Our family is currently devouring Tove Jansson‘s Moomin books and cartoons, which are resonating with all of the things we’re seeing happening in the world around us lately — timely, then, to come across this article from Aeon on how Jansson’s and Astrid Lundgren’s Pippi books were part of a Nordic postwar antidote to fascism and authoritarianism.
I knew about Jansson working with her mother as a cartoonist for the leftist magazine Garm, but the details about her relationship with her sculptor father makes it much more clear what’s up with the often-distant Moominpappa in the Moomin books:
This message of inclusion is all the more remarkable when we remember that, during the war years, Jansson’s family was every bit as divided as many are today. Her father, Viktor ‘Faffan’ Jansson, was an enthusiastic supporter of Nazi Germany, enraging his daughter with political views that she described as ‘hair-raising’, including open antisemitism. Meanwhile, Tove and her mother, Signe ‘Ham’ Hammersten-Jansson, were earning money drawing illustrations for an anti-Nazi, Left-wing magazine.

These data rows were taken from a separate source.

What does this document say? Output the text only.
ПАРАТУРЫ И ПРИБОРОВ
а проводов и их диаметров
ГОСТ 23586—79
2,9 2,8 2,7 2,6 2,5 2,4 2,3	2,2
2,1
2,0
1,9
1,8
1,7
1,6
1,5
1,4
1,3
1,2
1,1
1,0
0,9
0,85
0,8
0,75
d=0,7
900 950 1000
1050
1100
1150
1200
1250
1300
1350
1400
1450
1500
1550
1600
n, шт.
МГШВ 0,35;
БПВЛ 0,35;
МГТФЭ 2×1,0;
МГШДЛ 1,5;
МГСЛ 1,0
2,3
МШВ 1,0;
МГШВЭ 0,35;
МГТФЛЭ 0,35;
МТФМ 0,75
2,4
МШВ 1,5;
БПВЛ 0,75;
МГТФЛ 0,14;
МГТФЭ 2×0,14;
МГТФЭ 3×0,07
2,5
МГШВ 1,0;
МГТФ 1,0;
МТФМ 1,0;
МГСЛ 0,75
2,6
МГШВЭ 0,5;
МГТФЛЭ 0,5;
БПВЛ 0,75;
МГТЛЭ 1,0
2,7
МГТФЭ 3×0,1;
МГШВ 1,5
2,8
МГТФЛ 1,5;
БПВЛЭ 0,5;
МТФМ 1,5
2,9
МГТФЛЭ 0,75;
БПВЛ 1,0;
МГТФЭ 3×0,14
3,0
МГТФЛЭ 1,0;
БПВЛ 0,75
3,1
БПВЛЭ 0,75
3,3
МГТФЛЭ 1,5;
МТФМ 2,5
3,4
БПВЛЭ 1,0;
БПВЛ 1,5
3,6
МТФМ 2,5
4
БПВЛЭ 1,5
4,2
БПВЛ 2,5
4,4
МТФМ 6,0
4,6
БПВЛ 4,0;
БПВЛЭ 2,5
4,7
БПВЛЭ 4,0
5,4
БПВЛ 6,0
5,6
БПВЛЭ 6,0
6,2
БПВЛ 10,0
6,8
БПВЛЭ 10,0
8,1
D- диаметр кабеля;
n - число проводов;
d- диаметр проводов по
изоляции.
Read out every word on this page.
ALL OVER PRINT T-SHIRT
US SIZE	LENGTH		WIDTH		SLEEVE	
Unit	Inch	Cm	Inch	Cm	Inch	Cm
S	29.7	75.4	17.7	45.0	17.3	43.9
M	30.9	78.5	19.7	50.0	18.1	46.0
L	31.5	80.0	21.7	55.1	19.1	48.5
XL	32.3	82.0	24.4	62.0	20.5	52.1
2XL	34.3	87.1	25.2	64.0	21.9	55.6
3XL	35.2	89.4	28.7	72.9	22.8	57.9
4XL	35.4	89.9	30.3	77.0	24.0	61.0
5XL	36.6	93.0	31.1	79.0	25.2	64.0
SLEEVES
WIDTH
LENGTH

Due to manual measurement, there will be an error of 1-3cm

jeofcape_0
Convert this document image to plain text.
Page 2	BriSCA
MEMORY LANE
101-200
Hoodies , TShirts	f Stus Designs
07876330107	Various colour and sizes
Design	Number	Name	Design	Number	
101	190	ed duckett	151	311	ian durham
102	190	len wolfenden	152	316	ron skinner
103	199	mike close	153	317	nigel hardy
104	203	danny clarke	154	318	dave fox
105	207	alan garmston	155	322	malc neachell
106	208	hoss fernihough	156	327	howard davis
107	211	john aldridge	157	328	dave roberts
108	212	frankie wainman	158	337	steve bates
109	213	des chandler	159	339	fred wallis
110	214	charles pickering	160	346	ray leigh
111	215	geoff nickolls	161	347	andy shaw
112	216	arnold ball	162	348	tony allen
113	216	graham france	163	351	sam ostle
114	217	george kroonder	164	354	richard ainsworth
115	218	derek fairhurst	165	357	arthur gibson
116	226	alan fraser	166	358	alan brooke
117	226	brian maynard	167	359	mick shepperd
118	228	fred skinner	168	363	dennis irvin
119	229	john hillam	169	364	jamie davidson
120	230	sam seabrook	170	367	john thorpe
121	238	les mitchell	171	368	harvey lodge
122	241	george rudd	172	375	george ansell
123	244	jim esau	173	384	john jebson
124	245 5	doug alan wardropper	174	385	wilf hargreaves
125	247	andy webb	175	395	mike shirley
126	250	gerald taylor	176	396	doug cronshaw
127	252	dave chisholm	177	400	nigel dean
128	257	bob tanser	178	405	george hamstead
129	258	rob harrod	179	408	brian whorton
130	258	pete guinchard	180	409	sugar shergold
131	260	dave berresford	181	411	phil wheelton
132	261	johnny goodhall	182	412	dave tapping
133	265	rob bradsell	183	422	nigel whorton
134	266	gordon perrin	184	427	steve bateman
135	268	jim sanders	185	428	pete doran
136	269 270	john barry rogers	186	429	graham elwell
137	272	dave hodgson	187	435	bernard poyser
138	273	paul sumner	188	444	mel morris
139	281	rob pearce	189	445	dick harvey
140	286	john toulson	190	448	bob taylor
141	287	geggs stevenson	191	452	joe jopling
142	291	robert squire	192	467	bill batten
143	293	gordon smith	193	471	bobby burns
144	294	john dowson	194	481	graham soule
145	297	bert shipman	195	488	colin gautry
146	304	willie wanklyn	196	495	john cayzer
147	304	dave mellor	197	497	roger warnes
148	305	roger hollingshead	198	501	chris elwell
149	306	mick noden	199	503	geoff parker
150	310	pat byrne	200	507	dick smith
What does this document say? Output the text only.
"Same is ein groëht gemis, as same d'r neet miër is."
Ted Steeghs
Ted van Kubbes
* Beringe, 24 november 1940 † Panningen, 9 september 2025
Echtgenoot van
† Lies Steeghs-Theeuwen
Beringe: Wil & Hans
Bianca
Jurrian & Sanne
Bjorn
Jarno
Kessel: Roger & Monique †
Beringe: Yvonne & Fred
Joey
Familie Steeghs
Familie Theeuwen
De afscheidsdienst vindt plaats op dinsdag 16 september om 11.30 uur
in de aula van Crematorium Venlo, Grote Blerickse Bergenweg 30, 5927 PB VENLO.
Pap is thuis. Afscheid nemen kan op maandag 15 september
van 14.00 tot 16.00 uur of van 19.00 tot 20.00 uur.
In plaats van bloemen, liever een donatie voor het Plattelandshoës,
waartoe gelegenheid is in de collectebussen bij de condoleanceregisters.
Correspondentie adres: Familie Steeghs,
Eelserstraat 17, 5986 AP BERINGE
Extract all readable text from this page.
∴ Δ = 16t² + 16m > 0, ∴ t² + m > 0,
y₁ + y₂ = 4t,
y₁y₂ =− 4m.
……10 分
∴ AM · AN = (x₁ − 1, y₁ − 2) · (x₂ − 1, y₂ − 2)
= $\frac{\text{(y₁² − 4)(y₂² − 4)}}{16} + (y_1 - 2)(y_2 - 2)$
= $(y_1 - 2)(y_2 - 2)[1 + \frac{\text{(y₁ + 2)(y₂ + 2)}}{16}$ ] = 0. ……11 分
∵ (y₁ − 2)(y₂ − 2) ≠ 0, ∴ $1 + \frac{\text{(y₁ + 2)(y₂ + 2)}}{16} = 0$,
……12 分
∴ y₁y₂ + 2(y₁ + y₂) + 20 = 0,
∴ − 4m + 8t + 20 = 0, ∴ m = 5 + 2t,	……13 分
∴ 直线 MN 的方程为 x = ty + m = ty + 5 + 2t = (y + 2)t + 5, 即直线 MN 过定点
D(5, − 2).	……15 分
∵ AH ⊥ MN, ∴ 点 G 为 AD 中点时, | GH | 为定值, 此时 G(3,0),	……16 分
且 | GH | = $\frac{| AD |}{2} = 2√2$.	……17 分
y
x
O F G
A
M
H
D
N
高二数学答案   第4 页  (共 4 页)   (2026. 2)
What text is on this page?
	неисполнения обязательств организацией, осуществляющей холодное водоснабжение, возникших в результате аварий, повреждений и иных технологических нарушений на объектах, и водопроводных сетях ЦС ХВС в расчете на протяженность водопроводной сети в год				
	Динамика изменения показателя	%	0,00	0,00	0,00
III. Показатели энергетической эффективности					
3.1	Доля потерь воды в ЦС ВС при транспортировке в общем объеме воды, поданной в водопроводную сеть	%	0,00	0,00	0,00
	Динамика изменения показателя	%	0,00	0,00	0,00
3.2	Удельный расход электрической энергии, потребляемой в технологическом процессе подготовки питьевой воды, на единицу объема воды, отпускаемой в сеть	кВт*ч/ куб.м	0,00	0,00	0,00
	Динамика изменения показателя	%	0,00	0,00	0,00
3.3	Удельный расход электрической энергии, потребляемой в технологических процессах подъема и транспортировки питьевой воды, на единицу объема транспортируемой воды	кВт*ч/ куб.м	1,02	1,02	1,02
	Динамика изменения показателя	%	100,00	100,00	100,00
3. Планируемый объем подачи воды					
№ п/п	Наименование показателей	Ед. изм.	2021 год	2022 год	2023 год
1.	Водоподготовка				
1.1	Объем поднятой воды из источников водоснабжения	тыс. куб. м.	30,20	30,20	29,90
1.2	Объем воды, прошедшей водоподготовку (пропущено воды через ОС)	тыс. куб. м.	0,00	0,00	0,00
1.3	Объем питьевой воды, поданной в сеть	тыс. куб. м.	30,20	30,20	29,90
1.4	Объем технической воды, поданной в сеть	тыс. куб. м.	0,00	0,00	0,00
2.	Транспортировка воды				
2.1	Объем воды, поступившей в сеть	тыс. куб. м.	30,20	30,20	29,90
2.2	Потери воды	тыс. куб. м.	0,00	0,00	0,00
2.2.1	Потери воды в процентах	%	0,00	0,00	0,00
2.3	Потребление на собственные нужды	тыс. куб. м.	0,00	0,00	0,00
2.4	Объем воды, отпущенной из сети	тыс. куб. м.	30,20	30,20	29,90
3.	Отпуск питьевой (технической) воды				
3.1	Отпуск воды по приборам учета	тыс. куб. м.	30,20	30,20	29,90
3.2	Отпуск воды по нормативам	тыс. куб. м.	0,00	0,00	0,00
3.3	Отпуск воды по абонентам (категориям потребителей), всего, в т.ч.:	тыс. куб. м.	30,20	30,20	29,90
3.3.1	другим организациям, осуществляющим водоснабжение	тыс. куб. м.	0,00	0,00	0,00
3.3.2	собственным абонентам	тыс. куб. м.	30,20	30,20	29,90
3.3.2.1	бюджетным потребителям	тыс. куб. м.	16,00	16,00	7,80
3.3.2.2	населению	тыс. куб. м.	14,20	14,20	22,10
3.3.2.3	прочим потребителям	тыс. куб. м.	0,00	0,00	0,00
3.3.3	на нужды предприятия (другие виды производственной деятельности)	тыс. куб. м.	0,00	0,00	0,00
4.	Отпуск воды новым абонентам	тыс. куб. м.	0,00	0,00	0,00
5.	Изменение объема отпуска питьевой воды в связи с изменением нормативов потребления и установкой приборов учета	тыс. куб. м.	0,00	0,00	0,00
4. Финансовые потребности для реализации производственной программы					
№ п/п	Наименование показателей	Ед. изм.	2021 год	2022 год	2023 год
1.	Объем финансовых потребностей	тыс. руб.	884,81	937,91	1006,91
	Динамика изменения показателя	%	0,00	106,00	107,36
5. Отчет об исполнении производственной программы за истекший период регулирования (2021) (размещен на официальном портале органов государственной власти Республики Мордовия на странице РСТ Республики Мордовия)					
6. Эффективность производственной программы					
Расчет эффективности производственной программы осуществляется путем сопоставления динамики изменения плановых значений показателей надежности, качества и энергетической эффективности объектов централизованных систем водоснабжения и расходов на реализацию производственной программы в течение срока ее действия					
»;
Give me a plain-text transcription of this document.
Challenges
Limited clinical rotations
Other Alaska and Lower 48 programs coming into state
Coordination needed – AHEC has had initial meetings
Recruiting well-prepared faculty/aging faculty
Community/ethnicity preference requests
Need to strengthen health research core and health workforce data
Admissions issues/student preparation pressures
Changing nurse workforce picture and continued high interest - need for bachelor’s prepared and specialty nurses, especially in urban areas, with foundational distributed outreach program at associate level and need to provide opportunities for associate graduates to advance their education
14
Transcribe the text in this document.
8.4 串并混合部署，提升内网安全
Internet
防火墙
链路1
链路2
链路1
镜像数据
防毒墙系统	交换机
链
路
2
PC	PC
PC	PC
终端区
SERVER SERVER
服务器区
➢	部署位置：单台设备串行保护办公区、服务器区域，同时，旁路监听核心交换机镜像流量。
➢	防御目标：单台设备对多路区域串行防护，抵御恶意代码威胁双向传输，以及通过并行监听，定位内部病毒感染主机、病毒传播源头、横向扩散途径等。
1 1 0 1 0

The strain this put on the family is transformed into Moominpappa’s absence. He has ‘[taken] off with the Hattifatteners’, ‘who are forever wandering restlessly from place to place in their aimless quest for nobody knows what’. Moominpappa later quietly omits his infatuation with this strange, mindless crowd when he writes the story of his life, which was the approach taken by many Finnish supporters of Nazi Germany. When Moominpappa’s memoirs are complete, there is nothing in them at all about his wayward years with the Hattifatteners, much to Snufkin’s puzzlement.
Dang, these books are good. Fun stories for our six-year-old, and good reminders about how to be a family for ourselves and the community. Looks like we’ll need to start in on the Pippi books sometime soon.